Although most Institutional Review Boards (IRBs) consider the Twitter data that {tidytags} analyzes to not necessarily be human subjects research, there remain ethical considerations pertaining to the use of the {tidytags} package that should be discussed.

Even if {tidytags} use is not for research purposes (or if an IRB determines that a study is not human subjects research), “the release of personally identifiable or sensitive data is potentially harmful,” as noted in the rOpenSci Packages guide.
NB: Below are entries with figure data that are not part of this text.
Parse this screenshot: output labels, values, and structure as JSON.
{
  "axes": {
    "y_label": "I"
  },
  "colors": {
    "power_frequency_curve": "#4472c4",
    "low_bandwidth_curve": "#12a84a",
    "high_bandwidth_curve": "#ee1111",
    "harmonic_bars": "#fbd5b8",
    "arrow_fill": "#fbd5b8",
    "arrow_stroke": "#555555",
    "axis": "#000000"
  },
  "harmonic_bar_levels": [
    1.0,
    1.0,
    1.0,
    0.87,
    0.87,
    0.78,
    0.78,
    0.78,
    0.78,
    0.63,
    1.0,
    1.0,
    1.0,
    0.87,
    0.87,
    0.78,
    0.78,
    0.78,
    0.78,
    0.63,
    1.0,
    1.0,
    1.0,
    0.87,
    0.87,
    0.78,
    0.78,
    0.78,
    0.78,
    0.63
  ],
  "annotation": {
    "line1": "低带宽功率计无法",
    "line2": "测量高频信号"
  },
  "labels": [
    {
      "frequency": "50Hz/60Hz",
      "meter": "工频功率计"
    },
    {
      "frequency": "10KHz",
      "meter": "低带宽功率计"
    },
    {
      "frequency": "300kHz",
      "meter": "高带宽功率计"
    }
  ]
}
Therefore, although you can collect Twitter data (and you can use {tidytags} to analyze it), we urge care and thoughtfulness regarding how you analyze the data and communicate the results. In short, please remember that most (if not all) of the data you collect may be about people—and those people may not like the idea of their data being analyzed or included in research.

We recommend the Association of Internet Researchers’ (AoIR) resources related to conducting analyses in ethical ways when working with data about people. AoIR’s ethical guidelines may be especially helpful for navigating tensions related to collecting, analyzing, and sharing social media data.


Contributing

If you encounter an obvious bug for which there is not already an active issue, please create a new issue with all code used (preferably a reproducible example) on GitHub.

If you would like to become a more involved contributor, please read the Contributing Guide.

Contributor Code of Conduct

Please note that this package is released with a Contributor Code of Conduct. By contributing to this project, you agree to abide by its terms.


How to Cite This Package in Publications

You can cite this package like this: “we collected, processed, and analyzed Twitter data using the tidytags R package (Staudt Willet & Rosenberg, 2022)”. Here is the full bibliographic reference to include in your reference list:

Staudt Willet, K. B., & Rosenberg, J. M. (2022). tidytags: Importing and analyzing Twitter data collected with Twitter Archiving Google Sheets. https://github.com/ropensci/tidytags


License license

The tidytags package is licensed under the MIT License. For background on why we chose this license, read this chapter on R package licensing.